In 2021, we addressed the current socio-economic trends in the project entitled Implementation of the European Agenda for Adult Learning in Slovenia (EAAL project). Together with international, national and local partners, we organised the so-called EAAL forums. We published our findings and recommendations in six manifestos. The latter and corresponding (video) materials are published on the Slovenian and English EAAL websites. The forums were also summarised in the EPALE blogs (first and second part).

The trends mentioned above concern the digitalisation of society, demographic changes (migration, ageing population and intergenerational coexistence), inclusion, multiculturalism and democratic citizenship, environmental challenges, and technological changes and the future of work. At the forums, we affirmed the important role of lifelong learning in responding to these trends and, even better, co-creating them. We realised that these are not six different and separated challenges but are closely intertwined. As a result, holistic approaches are needed to face them.

In this article, I will focus on the future of work and skills – both are increasingly affected by digitalisation and other forms of technological progress. Regardless of age and life circumstances, each of us should develop new and strengthen already acquired skills. Otherwise, we quickly lag behind the prevailing socio-economic currents. These lead to the abandonment of some professions and the emergence of new ones. But which ones?

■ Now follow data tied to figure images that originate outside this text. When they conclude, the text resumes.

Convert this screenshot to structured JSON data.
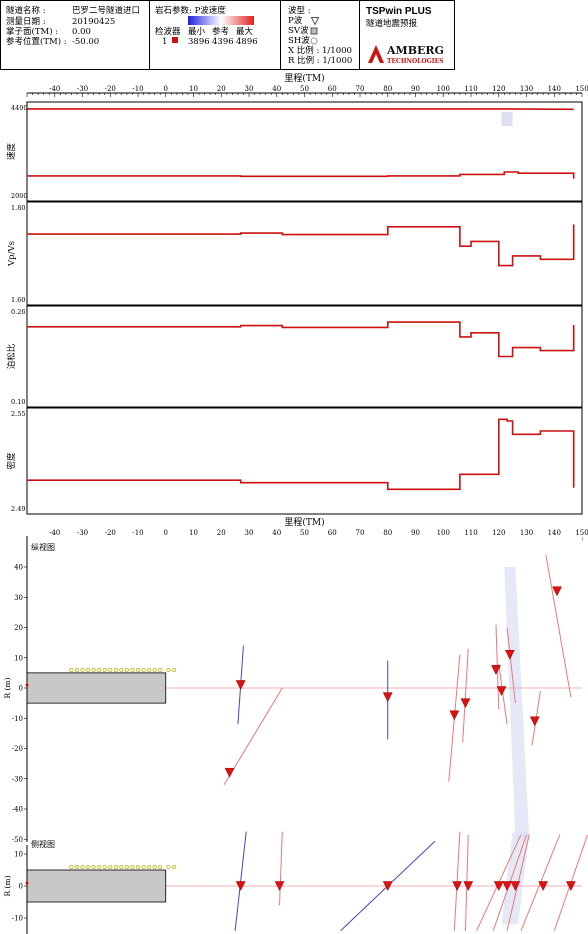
{
  "header": {
    "info_rows": [
      {
        "label": "隧道名称 :",
        "value": "巴罗二号隧道进口"
      },
      {
        "label": "测量日期 :",
        "value": "20190425"
      },
      {
        "label": "掌子面(TM) :",
        "value": "0.00"
      },
      {
        "label": "参考位置(TM) :",
        "value": "-50.00"
      }
    ],
    "rock_param_title": "岩石参数: P波速度",
    "geophone_label": "检波器",
    "geophone_id": "1",
    "col_min": "最小",
    "col_ref": "参考",
    "col_max": "最大",
    "val_min": "3896",
    "val_ref": "4396",
    "val_max": "4896",
    "wave_title": "波型 :",
    "waves": [
      "P波",
      "SV波",
      "SH波"
    ],
    "x_scale": "X 比例 : 1/1000",
    "r_scale": "R 比例 : 1/1000",
    "brand_title": "TSPwin PLUS",
    "brand_subtitle": "隧道地震预报",
    "logo_text_1": "AMBERG",
    "logo_text_2": "TECHNOLOGIES",
    "colors": {
      "min": "#2020e0",
      "max": "#e02020",
      "line": "#cc1111"
    }
  },
  "chart_data": [
    {
      "type": "line",
      "id": "velocity",
      "ylabel": "速度",
      "xlabel": "里程(TM)",
      "ylim": [
        2000,
        4400
      ],
      "ytick_labels": [
        "4400",
        "2000"
      ],
      "x_ticks": [
        -40,
        -30,
        -20,
        -10,
        0,
        10,
        20,
        30,
        40,
        50,
        60,
        70,
        80,
        90,
        100,
        110,
        120,
        130,
        140,
        150
      ],
      "series": [
        {
          "values": [
            [
              -50,
              4300
            ],
            [
              80,
              4300
            ],
            [
              125,
              4300
            ],
            [
              147,
              4290
            ]
          ]
        },
        {
          "values": [
            [
              -50,
              2570
            ],
            [
              27,
              2570
            ],
            [
              27,
              2560
            ],
            [
              80,
              2560
            ],
            [
              80,
              2570
            ],
            [
              106,
              2570
            ],
            [
              106,
              2610
            ],
            [
              122,
              2610
            ],
            [
              122,
              2670
            ],
            [
              127,
              2670
            ],
            [
              127,
              2640
            ],
            [
              147,
              2640
            ],
            [
              147,
              2500
            ]
          ]
        }
      ]
    },
    {
      "type": "line",
      "id": "vpvs",
      "ylabel": "Vp/Vs",
      "ylim": [
        1.6,
        1.8
      ],
      "ytick_labels": [
        "1.80",
        "1.60"
      ],
      "series": [
        {
          "values": [
            [
              -50,
              1.74
            ],
            [
              27,
              1.74
            ],
            [
              27,
              1.742
            ],
            [
              42,
              1.742
            ],
            [
              42,
              1.739
            ],
            [
              80,
              1.739
            ],
            [
              80,
              1.755
            ],
            [
              106,
              1.755
            ],
            [
              106,
              1.715
            ],
            [
              110,
              1.715
            ],
            [
              110,
              1.725
            ],
            [
              120,
              1.725
            ],
            [
              120,
              1.675
            ],
            [
              125,
              1.675
            ],
            [
              125,
              1.695
            ],
            [
              135,
              1.695
            ],
            [
              135,
              1.688
            ],
            [
              147,
              1.688
            ],
            [
              147,
              1.76
            ]
          ]
        }
      ]
    },
    {
      "type": "line",
      "id": "poisson",
      "ylabel": "泊松比",
      "ylim": [
        0.1,
        0.26
      ],
      "ytick_labels": [
        "0.26",
        "0.10"
      ],
      "series": [
        {
          "values": [
            [
              -50,
              0.23
            ],
            [
              27,
              0.23
            ],
            [
              27,
              0.232
            ],
            [
              42,
              0.232
            ],
            [
              42,
              0.229
            ],
            [
              80,
              0.229
            ],
            [
              80,
              0.238
            ],
            [
              106,
              0.238
            ],
            [
              106,
              0.213
            ],
            [
              110,
              0.213
            ],
            [
              110,
              0.22
            ],
            [
              120,
              0.22
            ],
            [
              120,
              0.18
            ],
            [
              125,
              0.18
            ],
            [
              125,
              0.195
            ],
            [
              135,
              0.195
            ],
            [
              135,
              0.19
            ],
            [
              147,
              0.19
            ],
            [
              147,
              0.233
            ]
          ]
        }
      ]
    },
    {
      "type": "line",
      "id": "density",
      "ylabel": "密度",
      "ylim": [
        2.49,
        2.55
      ],
      "ytick_labels": [
        "2.55",
        "2.49"
      ],
      "series": [
        {
          "values": [
            [
              -50,
              2.5085
            ],
            [
              27,
              2.5085
            ],
            [
              27,
              2.507
            ],
            [
              80,
              2.507
            ],
            [
              80,
              2.503
            ],
            [
              106,
              2.503
            ],
            [
              106,
              2.512
            ],
            [
              120,
              2.512
            ],
            [
              120,
              2.545
            ],
            [
              123,
              2.545
            ],
            [
              123,
              2.544
            ],
            [
              125,
              2.544
            ],
            [
              125,
              2.536
            ],
            [
              135,
              2.536
            ],
            [
              135,
              2.538
            ],
            [
              147,
              2.538
            ],
            [
              147,
              2.504
            ]
          ]
        }
      ]
    },
    {
      "type": "scatter",
      "id": "plan-view",
      "title": "纵视图",
      "xlabel": "里程(TM)",
      "ylabel": "R (m)",
      "ylim": [
        -50,
        45
      ],
      "y_ticks": [
        40,
        30,
        20,
        10,
        0,
        -10,
        -20,
        -30,
        -40,
        -50
      ],
      "tunnel": {
        "x0": -50,
        "x1": 0,
        "r0": -5,
        "r1": 5
      },
      "reflectors": [
        {
          "x": 27,
          "r": 1,
          "color": "#4444cc",
          "line": [
            [
              28,
              14
            ],
            [
              26,
              -12
            ]
          ]
        },
        {
          "x": 23,
          "r": -28,
          "color": "#ee7777",
          "line": [
            [
              42,
              0
            ],
            [
              21,
              -32
            ]
          ]
        },
        {
          "x": 80,
          "r": -3,
          "color": "#4444cc",
          "line": [
            [
              80,
              9
            ],
            [
              80,
              -17
            ]
          ]
        },
        {
          "x": 104,
          "r": -9,
          "color": "#ee7777",
          "line": [
            [
              106,
              11
            ],
            [
              102,
              -31
            ]
          ]
        },
        {
          "x": 108,
          "r": -5,
          "color": "#ee7777",
          "line": [
            [
              109,
              13
            ],
            [
              107,
              -18
            ]
          ]
        },
        {
          "x": 119,
          "r": 6,
          "color": "#ee7777",
          "line": [
            [
              119,
              21
            ],
            [
              120,
              -7
            ]
          ]
        },
        {
          "x": 124,
          "r": 11,
          "color": "#ee7777",
          "line": [
            [
              123,
              20
            ],
            [
              126,
              -5
            ]
          ]
        },
        {
          "x": 121,
          "r": -1,
          "color": "#ee7777",
          "line": [
            [
              120,
              8
            ],
            [
              123,
              -12
            ]
          ]
        },
        {
          "x": 133,
          "r": -11,
          "color": "#ee7777",
          "line": [
            [
              135,
              -1
            ],
            [
              132,
              -19
            ]
          ]
        },
        {
          "x": 141,
          "r": 32,
          "color": "#ee7777",
          "line": [
            [
              137,
              44
            ],
            [
              146,
              -3
            ]
          ]
        }
      ],
      "receivers_x": [
        -34,
        -32,
        -30,
        -28,
        -26,
        -24,
        -22,
        -20,
        -18,
        -16,
        -14,
        -12,
        -10,
        -8,
        -6,
        -4,
        -2,
        1,
        3
      ],
      "shade": [
        [
          122,
          40
        ],
        [
          126,
          40
        ],
        [
          131,
          -50
        ],
        [
          126,
          -50
        ]
      ]
    },
    {
      "type": "scatter",
      "id": "side-view",
      "title": "侧视图",
      "ylabel": "R (m)",
      "ylim": [
        -12,
        17
      ],
      "y_ticks": [
        -10,
        0,
        10
      ],
      "tunnel": {
        "x0": -50,
        "x1": 0,
        "r0": -5,
        "r1": 5
      },
      "reflectors": [
        {
          "x": 27,
          "r": 0,
          "color": "#4444cc",
          "line": [
            [
              25,
              -14
            ],
            [
              29,
              17
            ]
          ]
        },
        {
          "x": 41,
          "r": 0,
          "color": "#ee7777",
          "line": [
            [
              41,
              -6
            ],
            [
              42,
              17
            ]
          ]
        },
        {
          "x": 80,
          "r": 0,
          "color": "#4444cc",
          "line": [
            [
              63,
              -14
            ],
            [
              97,
              14
            ]
          ]
        },
        {
          "x": 105,
          "r": 0,
          "color": "#ee7777",
          "line": [
            [
              104,
              -14
            ],
            [
              106,
              17
            ]
          ]
        },
        {
          "x": 109,
          "r": 0,
          "color": "#ee7777",
          "line": [
            [
              108,
              -14
            ],
            [
              109,
              16
            ]
          ]
        },
        {
          "x": 120,
          "r": 0,
          "color": "#ee7777",
          "line": [
            [
              112,
              -14
            ],
            [
              128,
              16
            ]
          ]
        },
        {
          "x": 123,
          "r": 0,
          "color": "#ee7777",
          "line": [
            [
              118,
              -14
            ],
            [
              130,
              16
            ]
          ]
        },
        {
          "x": 126,
          "r": 0,
          "color": "#ee7777",
          "line": [
            [
              123,
              -14
            ],
            [
              131,
              16
            ]
          ]
        },
        {
          "x": 136,
          "r": 0,
          "color": "#ee7777",
          "line": [
            [
              128,
              -14
            ],
            [
              142,
              16
            ]
          ]
        },
        {
          "x": 146,
          "r": 0,
          "color": "#ee7777",
          "line": [
            [
              140,
              -14
            ],
            [
              152,
              16
            ]
          ]
        }
      ],
      "receivers_x": [
        -34,
        -32,
        -30,
        -28,
        -26,
        -24,
        -22,
        -20,
        -18,
        -16,
        -14,
        -12,
        -10,
        -8,
        -6,
        -4,
        -2,
        1,
        3
      ],
      "shade": [
        [
          121,
          -12
        ],
        [
          127,
          -12
        ],
        [
          131,
          17
        ],
        [
          125,
          17
        ]
      ]
    }
  ]
}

Education is not just a stakeholder but a driving force in governing skills for the jobs of the future

The latter was affirmed by Dr Jasper Van Loo, the coordinator of these matters at Cedefop, at last year’s EAAL Forum on the Future of Work and Skills. He presented their collaboration with the Ministry of Labour, Family, Social Affairs and Equal Opportunities to establish a platform in Slovenia that would enable better monitoring, understanding and skills forecasting in the labour market and matching those skills.

As part of the cooperation mentioned above, in 2021, at the first workshop, Cedefop presented guidelines for establishing such a national platform based on the examples of some EU members, e.g. Slovakia. The second meeting addressed two topics: (1) what can be expected from long-term skills forecasting and what limitations should be considered, and (2) how to ensure trust in the platform and what is the role of partners and stakeholders. 

This year, on 4 July, the Slovenian Ministry of Labour, Family, Social Affairs and Equal Opportunities and Cedefop organised the third and last workshop. It was entitled Strengthening Skills Governance in Slovenia to Navigate Change and Manage Transitions.

The purpose of the meeting, which mainly gathered stakeholders from the work and education sphere in the Brdo estate near Kranj, was to define their role in providing, disseminating and using the so-called skills intelligence. Cedefop defines the latter as knowledge and understanding based on an expert-driven process of identifying, analysing, synthesising and presenting quantitative and/or qualitative skills and labour market information.

At the workshop, it was discussed, among other things, how to increase the efficiency of the connections between the sectors mentioned above. We spoke about ensuring that skills intelligence would also be the basis for creating other policies, such as the green and digital transition, demographic policy, etc. The third challenge for us was how to use skills intelligence to reach and engage labour market actors (employers, employees and others) in dialogue, meet their needs and facilitate their decision-making and actions – for example, in designing the vocational education and training system.

It all starts and ends with data and methodologies for its processing

Without a doubt, a reliable knowledge and understanding base requires using the best data and tools to process it. Eurostat, Eurydice, Cedefop, the OECD and other similar institutions pay great attention to quality principles, which include relevance, timeliness, clarity and international comparability. They also dedicate a lot of attention to developing methodologies that should imitate the actual situation as best as possible. However, it serves to be cautious, as numbers can quickly lead us to incorrect conclusions.

The latter was also discussed at the workshop in July when Dr Ilias Livanos from Cedefop presented the European Skills Index (ESI) 2022 study and its results for Slovenia. ESI refers to the so-called composite indicator or 15 indicators concerning the development, activation and matching of skills (with the labour market needs). The results for Slovenia show a very positive picture; we were even included in the group of exemplary EU member states. However, according to the experts and practitioners present at the workshop, this is not the case. On the contrary, the mismatch between supply and demand for skills in Slovenia represents an important socio-economic challenge.


Cedefop developed the ESI methodology for more than five years before presenting it to the public for the first time three years ago. Therefore, both of their representatives warned that when interpreting the indicators, we should consider the in-depth national situation and that ESI should be perceived only as a starting point for the discussion of stakeholders from different sectors – actually, they are an essential source of additional information! However, the comparative value of this study (available here) should not be neglected, as it gives us a sense of our position in the EU.

In short, the participants supported the importance of more appropriate skills intelligence, which should be based on quality data and advanced tools. We have also advocated for greater cross-sectoral cooperation so that data sources and their use will be transversal. Further work to establish the platform depends on the political decisions of the new government. We can only hope that the invested two-year effort will not remain without implementation.